Growing data on suicidal behavior among members of the lesbian, gay, bisexual, transgender, queer, questioning, and other sexual/gender minority (LGBTQ+) communities, particularly in the transgender subgroup, demonstrate that there is a stark elevation in suicidality compared with rates in their cisgender counterparts. Among the available theories of suicide, the interpersonal theory of suicide (IPTS) is a plausible explanation for the increased suicidal behaviors among transgender youths.
The objective of this study was to examine the pathologic basis of treatment-resistant suicidality in transgender youth despite favorable environments using the theoretical framework of the IPTS, supported by a literature review and case series.
We conducted a literature review using PubMed and PsycInfo with key words suicidal ideation, suicidality, transgender, transgender youth, gender dysphoria, and interpersonal theory of suicide. Seventy-eight articles were retrieved, which were then narrowed down to 30 articles after non-English articles and irrelevant topics were excluded. The clinical presentations of 5 transgender youths, 11 to 17 years of age, were found to be correlated with relevant reports in the research literature, implying a plausible rationale for elevated rates of suicide. All patients and families supplied verbal consent for these case reports to be published.

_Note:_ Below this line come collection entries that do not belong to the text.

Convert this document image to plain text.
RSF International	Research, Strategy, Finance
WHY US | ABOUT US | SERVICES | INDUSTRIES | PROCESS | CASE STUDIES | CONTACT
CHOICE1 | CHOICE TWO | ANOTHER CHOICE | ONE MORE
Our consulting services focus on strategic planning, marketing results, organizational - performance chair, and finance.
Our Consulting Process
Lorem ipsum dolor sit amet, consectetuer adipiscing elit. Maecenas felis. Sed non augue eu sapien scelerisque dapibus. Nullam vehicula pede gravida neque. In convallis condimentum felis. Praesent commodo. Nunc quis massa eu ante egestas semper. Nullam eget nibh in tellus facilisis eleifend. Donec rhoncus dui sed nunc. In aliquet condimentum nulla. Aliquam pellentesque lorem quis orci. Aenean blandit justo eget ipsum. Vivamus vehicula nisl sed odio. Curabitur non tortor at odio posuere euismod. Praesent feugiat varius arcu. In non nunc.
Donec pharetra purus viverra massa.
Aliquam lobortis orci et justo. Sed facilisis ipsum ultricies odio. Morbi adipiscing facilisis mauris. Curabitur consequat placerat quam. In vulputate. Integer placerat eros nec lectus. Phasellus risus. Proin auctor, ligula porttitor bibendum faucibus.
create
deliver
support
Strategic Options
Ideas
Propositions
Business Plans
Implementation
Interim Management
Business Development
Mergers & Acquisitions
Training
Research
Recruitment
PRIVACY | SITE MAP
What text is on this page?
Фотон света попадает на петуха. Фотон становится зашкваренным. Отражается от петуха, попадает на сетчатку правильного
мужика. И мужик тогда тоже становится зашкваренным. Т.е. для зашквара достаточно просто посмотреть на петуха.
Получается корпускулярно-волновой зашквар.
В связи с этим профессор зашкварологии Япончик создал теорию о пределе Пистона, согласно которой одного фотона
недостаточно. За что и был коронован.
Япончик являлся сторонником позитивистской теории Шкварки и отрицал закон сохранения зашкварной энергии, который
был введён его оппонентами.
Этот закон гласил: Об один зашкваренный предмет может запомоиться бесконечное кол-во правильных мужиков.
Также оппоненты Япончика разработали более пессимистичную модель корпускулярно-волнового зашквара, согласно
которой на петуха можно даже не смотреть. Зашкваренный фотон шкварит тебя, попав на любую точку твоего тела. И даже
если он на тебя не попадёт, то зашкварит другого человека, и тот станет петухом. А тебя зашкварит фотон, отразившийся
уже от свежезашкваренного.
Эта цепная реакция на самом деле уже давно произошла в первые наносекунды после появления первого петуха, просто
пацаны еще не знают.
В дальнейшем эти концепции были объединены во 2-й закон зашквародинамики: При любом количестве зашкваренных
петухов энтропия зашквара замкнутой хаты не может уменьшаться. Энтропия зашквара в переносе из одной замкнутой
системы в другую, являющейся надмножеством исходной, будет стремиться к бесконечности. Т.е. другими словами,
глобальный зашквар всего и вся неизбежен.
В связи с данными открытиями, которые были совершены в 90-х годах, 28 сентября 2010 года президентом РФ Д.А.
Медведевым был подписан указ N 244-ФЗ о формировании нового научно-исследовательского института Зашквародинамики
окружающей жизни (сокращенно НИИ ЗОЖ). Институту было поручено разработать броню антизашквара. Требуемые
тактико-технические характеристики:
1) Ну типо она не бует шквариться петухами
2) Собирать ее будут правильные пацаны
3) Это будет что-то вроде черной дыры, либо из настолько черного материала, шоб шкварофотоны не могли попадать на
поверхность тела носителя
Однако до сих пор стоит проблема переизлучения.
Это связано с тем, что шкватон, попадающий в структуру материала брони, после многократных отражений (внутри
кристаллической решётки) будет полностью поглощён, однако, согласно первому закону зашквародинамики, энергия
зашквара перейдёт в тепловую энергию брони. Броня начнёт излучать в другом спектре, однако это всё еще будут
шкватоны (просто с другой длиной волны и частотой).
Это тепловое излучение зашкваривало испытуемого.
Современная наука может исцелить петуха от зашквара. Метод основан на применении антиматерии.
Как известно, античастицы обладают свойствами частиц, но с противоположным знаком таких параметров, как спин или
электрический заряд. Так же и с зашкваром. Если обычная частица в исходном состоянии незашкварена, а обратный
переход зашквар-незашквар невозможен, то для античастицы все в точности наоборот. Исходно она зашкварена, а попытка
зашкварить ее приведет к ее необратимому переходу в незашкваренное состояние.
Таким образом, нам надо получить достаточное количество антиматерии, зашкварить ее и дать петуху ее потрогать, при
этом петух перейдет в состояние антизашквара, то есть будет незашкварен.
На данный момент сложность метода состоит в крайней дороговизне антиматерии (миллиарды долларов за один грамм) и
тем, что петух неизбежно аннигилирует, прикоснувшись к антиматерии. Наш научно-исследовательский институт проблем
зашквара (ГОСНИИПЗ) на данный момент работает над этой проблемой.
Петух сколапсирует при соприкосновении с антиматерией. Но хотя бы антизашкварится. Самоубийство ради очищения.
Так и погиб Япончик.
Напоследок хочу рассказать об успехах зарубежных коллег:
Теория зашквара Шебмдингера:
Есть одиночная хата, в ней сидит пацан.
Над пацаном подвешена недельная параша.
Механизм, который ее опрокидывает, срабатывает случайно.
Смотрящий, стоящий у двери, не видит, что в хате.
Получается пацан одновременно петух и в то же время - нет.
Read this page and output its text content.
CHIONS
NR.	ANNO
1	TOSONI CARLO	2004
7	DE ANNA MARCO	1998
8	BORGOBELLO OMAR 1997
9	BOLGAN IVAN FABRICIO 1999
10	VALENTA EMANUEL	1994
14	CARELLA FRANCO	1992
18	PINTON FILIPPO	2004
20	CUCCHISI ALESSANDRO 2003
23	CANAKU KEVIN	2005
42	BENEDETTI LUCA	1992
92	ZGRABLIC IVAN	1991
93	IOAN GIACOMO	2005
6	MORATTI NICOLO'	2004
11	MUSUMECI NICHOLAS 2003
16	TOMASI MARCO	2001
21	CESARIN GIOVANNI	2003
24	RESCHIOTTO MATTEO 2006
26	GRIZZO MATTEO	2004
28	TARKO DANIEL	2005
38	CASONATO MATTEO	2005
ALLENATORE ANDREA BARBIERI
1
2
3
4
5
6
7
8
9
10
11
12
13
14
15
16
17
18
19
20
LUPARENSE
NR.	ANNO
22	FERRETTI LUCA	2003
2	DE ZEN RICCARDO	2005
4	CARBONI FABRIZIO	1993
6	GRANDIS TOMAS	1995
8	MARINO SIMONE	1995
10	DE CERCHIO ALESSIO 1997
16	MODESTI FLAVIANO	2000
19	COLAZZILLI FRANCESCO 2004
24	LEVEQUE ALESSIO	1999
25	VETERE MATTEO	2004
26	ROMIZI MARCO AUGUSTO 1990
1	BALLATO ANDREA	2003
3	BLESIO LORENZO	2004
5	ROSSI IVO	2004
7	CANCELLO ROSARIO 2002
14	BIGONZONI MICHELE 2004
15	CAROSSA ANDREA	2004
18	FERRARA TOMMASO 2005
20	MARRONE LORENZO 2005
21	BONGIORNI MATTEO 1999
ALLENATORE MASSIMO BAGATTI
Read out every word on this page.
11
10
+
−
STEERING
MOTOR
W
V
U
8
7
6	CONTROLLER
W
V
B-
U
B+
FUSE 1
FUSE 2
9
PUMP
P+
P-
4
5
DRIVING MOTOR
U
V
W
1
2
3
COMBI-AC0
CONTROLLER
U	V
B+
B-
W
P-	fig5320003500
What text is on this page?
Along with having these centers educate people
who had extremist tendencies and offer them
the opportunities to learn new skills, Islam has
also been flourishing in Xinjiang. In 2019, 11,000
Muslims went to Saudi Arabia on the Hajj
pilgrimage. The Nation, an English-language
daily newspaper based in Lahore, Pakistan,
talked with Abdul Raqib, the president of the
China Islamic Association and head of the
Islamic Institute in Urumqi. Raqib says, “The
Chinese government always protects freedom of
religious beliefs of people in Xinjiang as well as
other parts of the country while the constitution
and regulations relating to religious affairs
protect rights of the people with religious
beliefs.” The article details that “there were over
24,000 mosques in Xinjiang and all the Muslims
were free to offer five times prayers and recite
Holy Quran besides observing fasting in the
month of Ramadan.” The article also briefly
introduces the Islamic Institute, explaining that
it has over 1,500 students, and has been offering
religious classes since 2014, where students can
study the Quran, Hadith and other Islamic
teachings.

Reasons for suicidal behavior among the patients included thwarted belongingness and perceived burdensomeness leading to perpetual suicidal behavior. The presence in these cases of the following contributing factors in the IPTS—thwarted belongingness, perceived burdensomeness, and acquired capability for suicide—suggests that such a basis exists. Perceived burdensomeness appears to have a greater correlation with developing suicidal behavior than thwarted belongingness alone, but the presence of both demonstrates the highest risk of suicidality in transgender youth. Transgender children and adolescents are at extremely high risk of suicidal behavior, but little research has been devoted to the etiology and plausible explanations for this elevated risk, despite growing awareness of and support for the problem. This review suggests further research is required on the triadic factor interactions of the IPTS model that could help us to better understand and intervene with this high-risk population.